The above ground instrumentation for each slope is organized in 5 retractile poles with sensors at 5 different vertical levels, totaling 24 Vaisala HMP60 sensors for air temperature and relative humidity, 24 Davis Instruments DVI7911 cup anemometer and wind vane, 2 KippZonen CNR4 net radiometer and 1 Campbell Scientific CSAT3 3D anemometer; precipitation is monitored by 1 EX81 (SeaMetrics) flow meter and data from an Automatic Weather Station outside the building are also available. Data are stored every 15 minutes and during selected rainfall periods they are stored every minute.

In the current study we present a detailed analysis of the enclosed atmosphere at LEO during the period from 1 October 2016 to 31 January 2017, which covered a PERiodic Tracer Hierarchy experiment (PERTH; 6 November – 26 December 2016). In this experiment, two 12 mm/h rainfall pulses of 3 hours each and separated by 7 hours were performed every 3.5 days in each slope. This time period covered a wide range of soil moisture states, at the beginning the soil was mostly dry with little to no variation in its water content; during PERTH a periodic steady state of the soil was reached and after PERTH a monotonically decreasing soil water content was observed.

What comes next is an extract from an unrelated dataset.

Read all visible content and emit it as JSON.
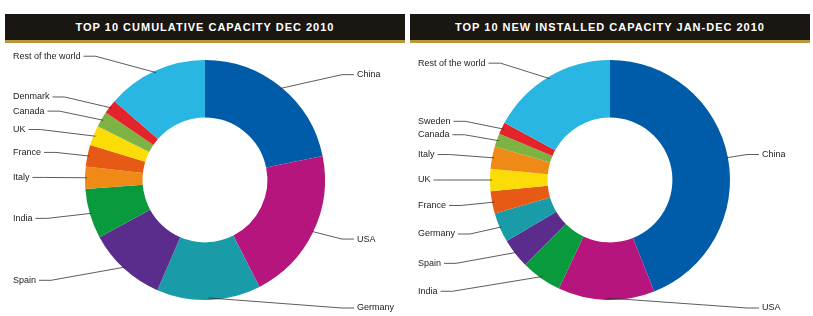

A thorough quality control on the observations was performed, including range verification, outlier analysis, and finally a spatial and temporal consistency check. Vertical profiles of temperature and relative humidity were analyzed showing, as expected for an enclosed atmosphere, a very high stability. Surprisingly at first, temporal evolution of temperature does not show the expected negative correlation with precipitation; this was probably due to the high stability observed at LEO, which inhibited the evaporation from the bare soil below. This hypothesis is explored in more detail by means of the analysis of temporal evolution of the available variables, their anomalies and their differences respect to the outside weather station measurements.

Citation

Arevalo, J., Zeng, X., Troch, P.A. and Durcik, M. (2019): Monitoring and Understanding the Atmosphere in an Enclosed Environment . Presentation at AMS 99th Annual Meeting, Phoenix, AZ, 6-10 Jan.